Eine niedrigere Geschwindigkeit bedeutet in der Regel auch weniger Lärm, da der Lärmpegel von Fahrzeugen mit zunehmender Geschwindigkeit steigt. Laut einer Studie des Umweltbundesamtes (UBA) in Deutschland kann eine Senkung der Geschwindigkeit um 10 km/h zu einer Lärmminderung um bis zu 3 dB(A) führen. Dies entspricht etwa einer Halbierung des Lärms. Ein Tempolimit kann die Luftqualität verbessern – niedrigere Geschwindigkeiten reduzieren den Verbrauch von Diesel oder Benzin und damit auch die Emissionen von Schadstoffen. Durch die Kombination von Lärmreduktion und Verbesserung der Luftqualität kann ein Tempolimit dazu beitragen, die Lebensqualität entlang von Straßen und Autobahnen zu erhöhen und die Gesundheit der Anwohner:innen zu schützen.

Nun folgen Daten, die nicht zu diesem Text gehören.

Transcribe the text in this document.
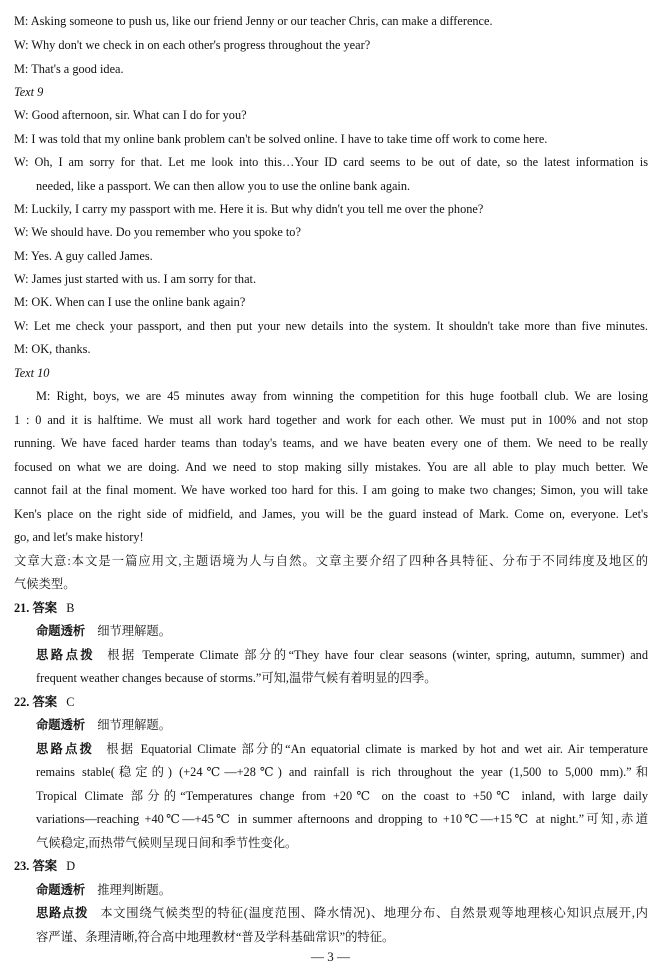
M: Asking someone to push us, like our friend Jenny or our teacher Chris, can make a difference.
W: Why don't we check in on each other's progress throughout the year?
M: That's a good idea.
Text 9
W: Good afternoon, sir. What can I do for you?
M: I was told that my online bank problem can't be solved online. I have to take time off work to come here.
W: Oh, I am sorry for that. Let me look into this…Your ID card seems to be out of date, so the latest information is
needed, like a passport. We can then allow you to use the online bank again.
M: Luckily, I carry my passport with me. Here it is. But why didn't you tell me over the phone?
W: We should have. Do you remember who you spoke to?
M: Yes. A guy called James.
W: James just started with us. I am sorry for that.
M: OK. When can I use the online bank again?
W: Let me check your passport, and then put your new details into the system. It shouldn't take more than five minutes.
M: OK, thanks.
Text 10
M: Right, boys, we are 45 minutes away from winning the competition for this huge football club. We are losing
1 : 0 and it is halftime. We must all work hard together and work for each other. We must put in 100% and not stop
running. We have faced harder teams than today's teams, and we have beaten every one of them. We need to be really
focused on what we are doing. And we need to stop making silly mistakes. You are all able to play much better. We
cannot fail at the final moment. We have worked too hard for this. I am going to make two changes; Simon, you will take
Ken's place on the right side of midfield, and James, you will be the guard instead of Mark. Come on, everyone. Let's
go, and let's make history!
文章大意:本文是一篇应用文,主题语境为人与自然。文章主要介绍了四种各具特征、分布于不同纬度及地区的
气候类型。
21. 答案 B
命题透析 细节理解题。
思路点拨 根据 Temperate Climate 部分的“They have four clear seasons (winter, spring, autumn, summer) and
frequent weather changes because of storms.”可知,温带气候有着明显的四季。
22. 答案 C
命题透析 细节理解题。
思路点拨 根据 Equatorial Climate 部分的“An equatorial climate is marked by hot and wet air. Air temperature
remains stable(稳定的) (+24℃—+28℃) and rainfall is rich throughout the year (1,500 to 5,000 mm).”和
Tropical Climate 部分的“Temperatures change from +20℃ on the coast to +50℃ inland, with large daily
variations—reaching +40℃—+45℃ in summer afternoons and dropping to +10℃—+15℃ at night.”可知,赤道
气候稳定,而热带气候则呈现日间和季节性变化。
23. 答案 D
命题透析 推理判断题。
思路点拨 本文围绕气候类型的特征(温度范围、降水情况)、地理分布、自然景观等地理核心知识点展开,内
容严谨、条理清晰,符合高中地理教材“普及学科基础常识”的特征。
— 3 —
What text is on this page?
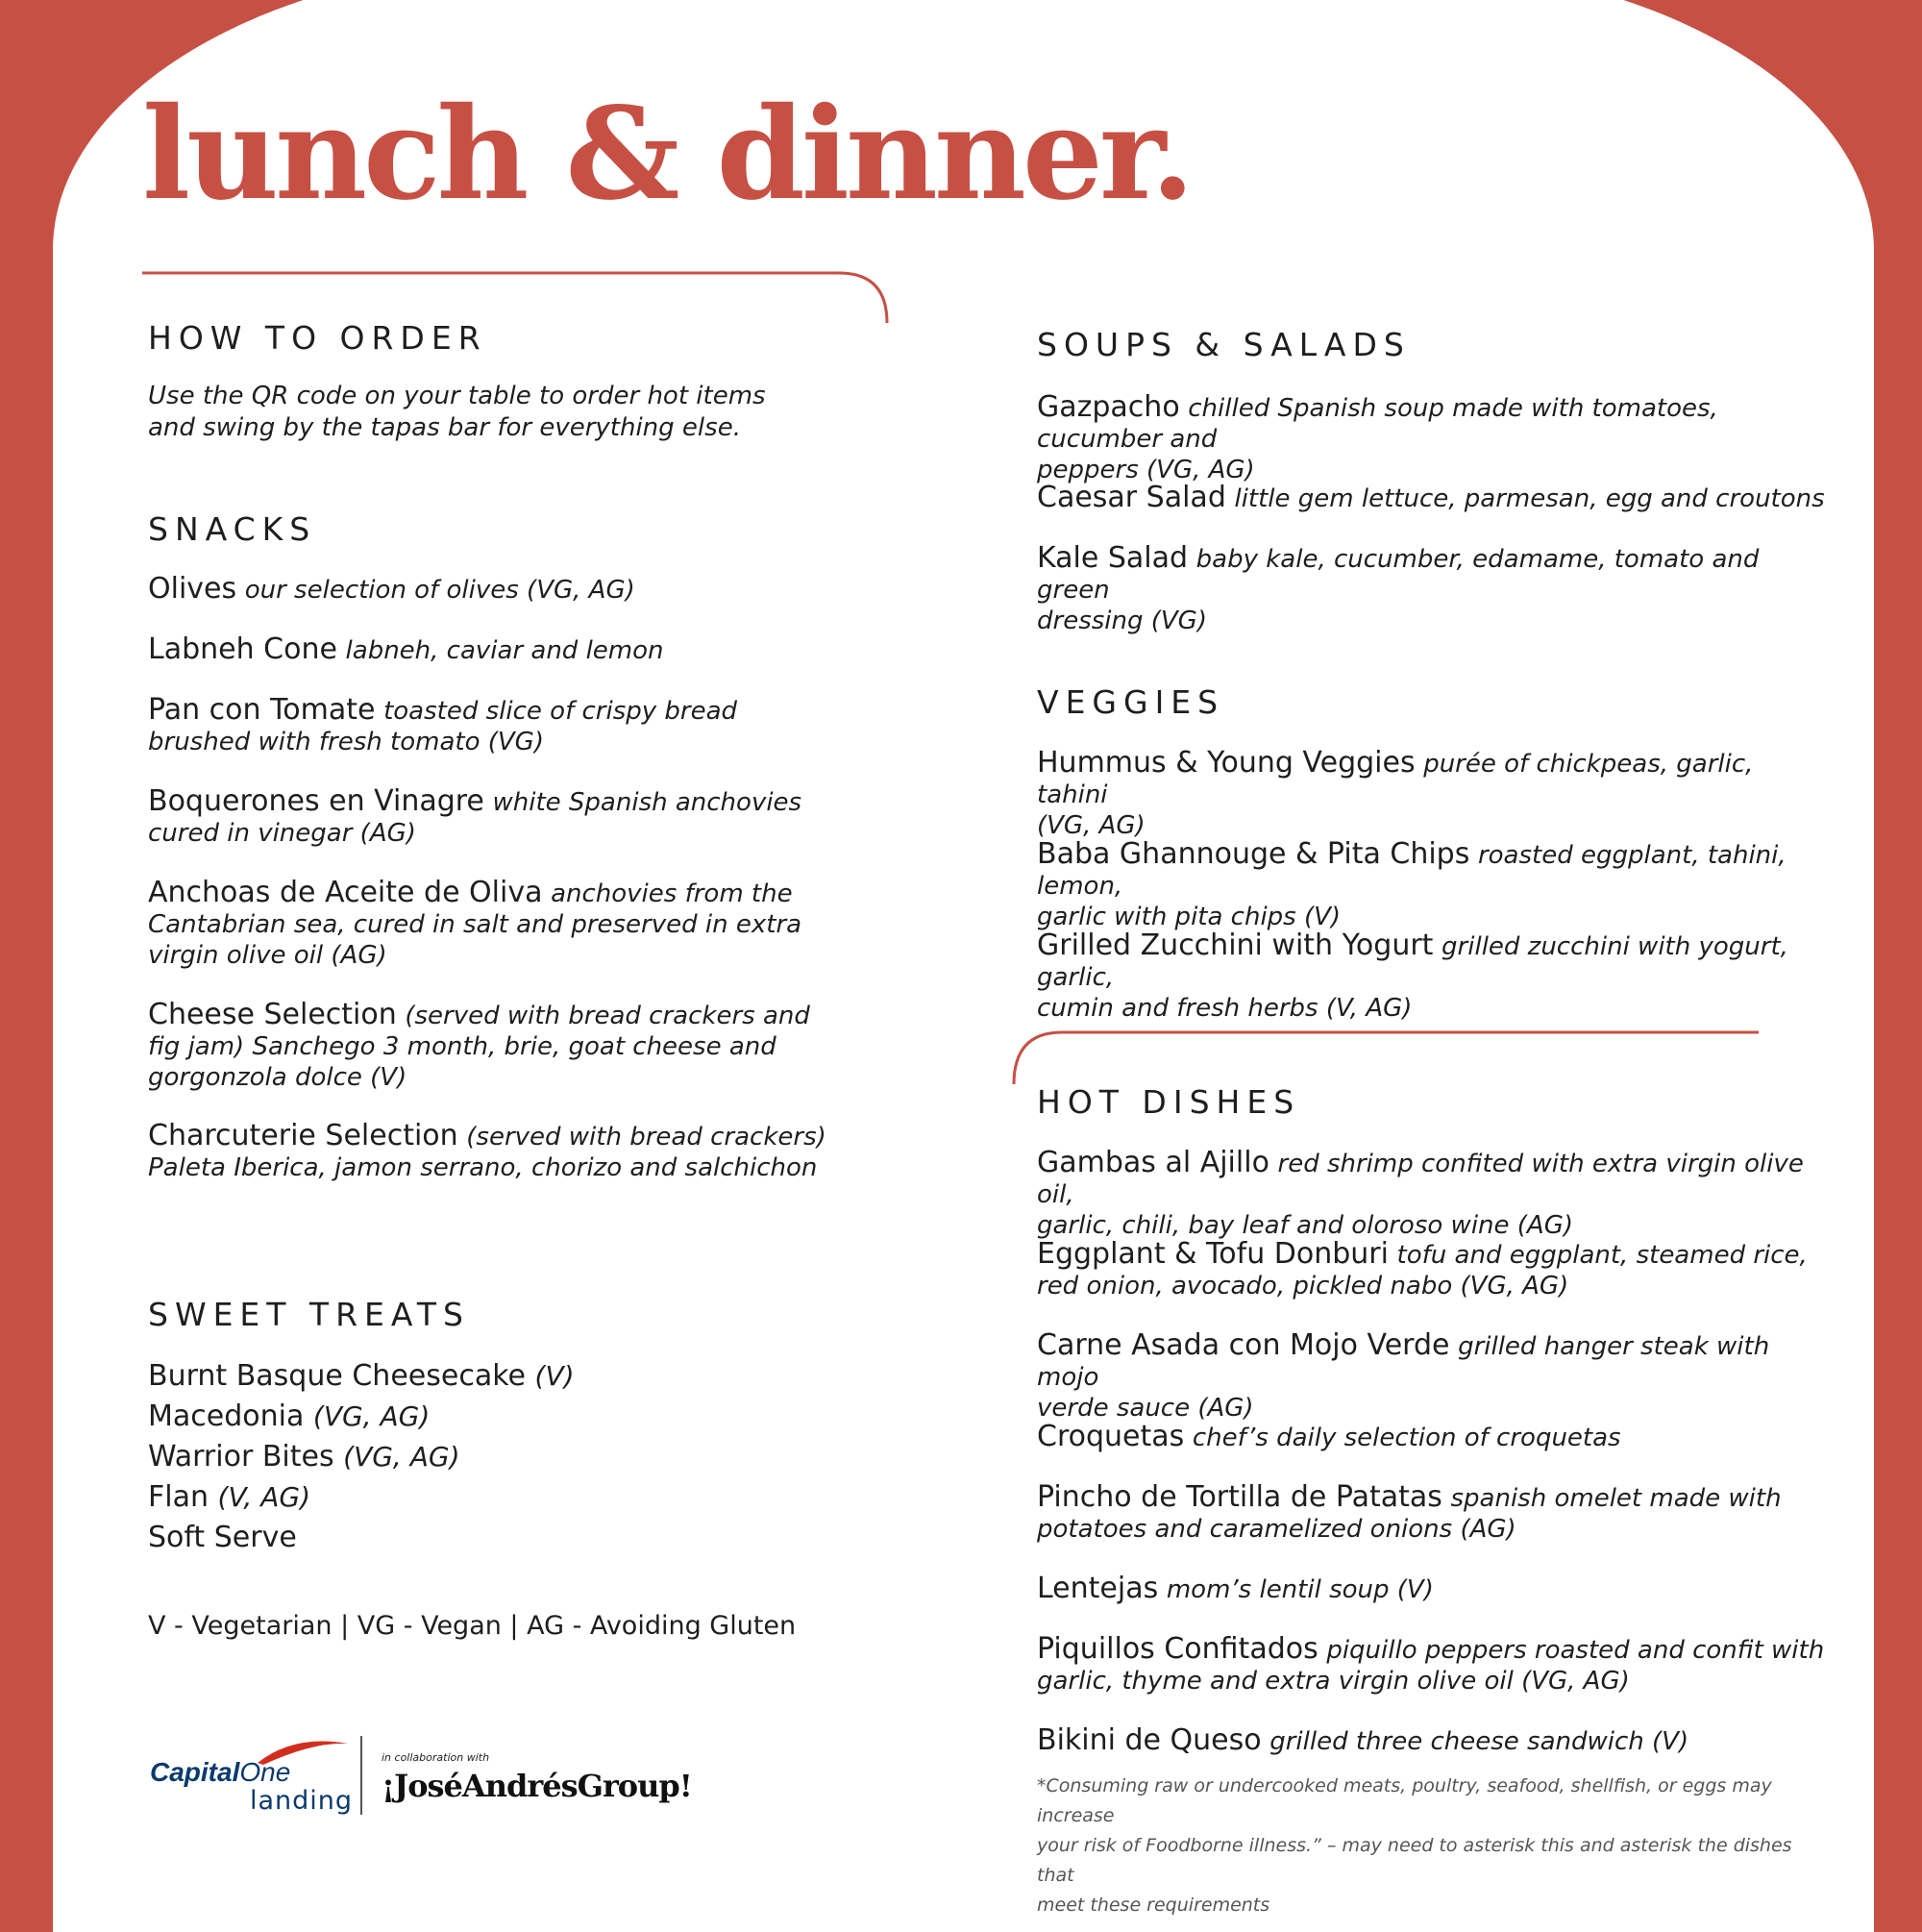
lunch & dinner.
HOW TO ORDER
Use the QR code on your table to order hot items
and swing by the tapas bar for everything else.
SNACKS
Olives our selection of olives (VG, AG)
Labneh Cone labneh, caviar and lemon
Pan con Tomate toasted slice of crispy bread
brushed with fresh tomato (VG)
Boquerones en Vinagre white Spanish anchovies
cured in vinegar (AG)
Anchoas de Aceite de Oliva anchovies from the
Cantabrian sea, cured in salt and preserved in extra
virgin olive oil (AG)
Cheese Selection (served with bread crackers and
fig jam) Sanchego 3 month, brie, goat cheese and
gorgonzola dolce (V)
Charcuterie Selection (served with bread crackers)
Paleta Iberica, jamon serrano, chorizo and salchichon
SWEET TREATS
Burnt Basque Cheesecake (V)
Macedonia (VG, AG)
Warrior Bites (VG, AG)
Flan (V, AG)
Soft Serve
V - Vegetarian | VG - Vegan | AG - Avoiding Gluten
SOUPS & SALADS
Gazpacho chilled Spanish soup made with tomatoes, cucumber and
peppers (VG, AG)
Caesar Salad little gem lettuce, parmesan, egg and croutons
Kale Salad baby kale, cucumber, edamame, tomato and green
dressing (VG)
VEGGIES
Hummus & Young Veggies purée of chickpeas, garlic, tahini
(VG, AG)
Baba Ghannouge & Pita Chips roasted eggplant, tahini, lemon,
garlic with pita chips (V)
Grilled Zucchini with Yogurt grilled zucchini with yogurt, garlic,
cumin and fresh herbs (V, AG)
HOT DISHES
Gambas al Ajillo red shrimp confited with extra virgin olive oil,
garlic, chili, bay leaf and oloroso wine (AG)
Eggplant & Tofu Donburi tofu and eggplant, steamed rice,
red onion, avocado, pickled nabo (VG, AG)
Carne Asada con Mojo Verde grilled hanger steak with mojo
verde sauce (AG)
Croquetas chef’s daily selection of croquetas
Pincho de Tortilla de Patatas spanish omelet made with
potatoes and caramelized onions (AG)
Lentejas mom’s lentil soup (V)
Piquillos Confitados piquillo peppers roasted and confit with
garlic, thyme and extra virgin olive oil (VG, AG)
Bikini de Queso grilled three cheese sandwich (V)
*Consuming raw or undercooked meats, poultry, seafood, shellfish, or eggs may increase
your risk of Foodborne illness.” – may need to asterisk this and asterisk the dishes that
meet these requirements
CapitalOne
landing
in collaboration with
¡JoséAndrésGroup!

Mit Tempolimit sind Autos kaum langsamer
Ein Test der Auto Bild ergab erstaunlich geringe Unterschiede in der Fahrlänge. Das Blatt schickte zwei Mercedes-Kombis parallel auf eine Fahrt von Flensburg nach Füssen im Allgäu: der eine ein Spar-Diesel mit 135 Pferdestärken, der andere ein Achtzylinder-Turbo mit 525 PS. Der eine schnurrte gleichmäßig mit 125, der andere heizte mit bis zu 250 Sachen übers Land. Am Ende hatte das Raserauto mehr als doppelt so viel Treibstoff verbraucht – und war nur 13 Minuten früher da. Und wer Zweifel an einer Freizeitfahrt mit der Bild-Zeitung hat: Rein rechnerisch führt ein Tempolimit natürlich längeren Fahrzeiten. Wer nur 130 km/h fährt, braucht länger als jemand, der mit 160 km/h unterwegs ist. Jedoch ist der Zeitverlust gering. Auf einer Strecke von 50 Kilometern ist ein Auto mit 130 km/h gerade einmal vier Minuten langsamer als eines mit 160 km/h. Aufs gesamte Jahr gerechnet beträgt die Zeitersparnis ohne Tempolimit laut Umweltbundesamt nur ein Prozent. In der Praxis erwarten Verkehrsforscher außerdem auch positive Zeiteffekte. Weniger Unfälle, weniger Staus, Streckensperrungen und Umfahrungen könnten die Fahrtzeit gegenüber heute sogar verkürzen.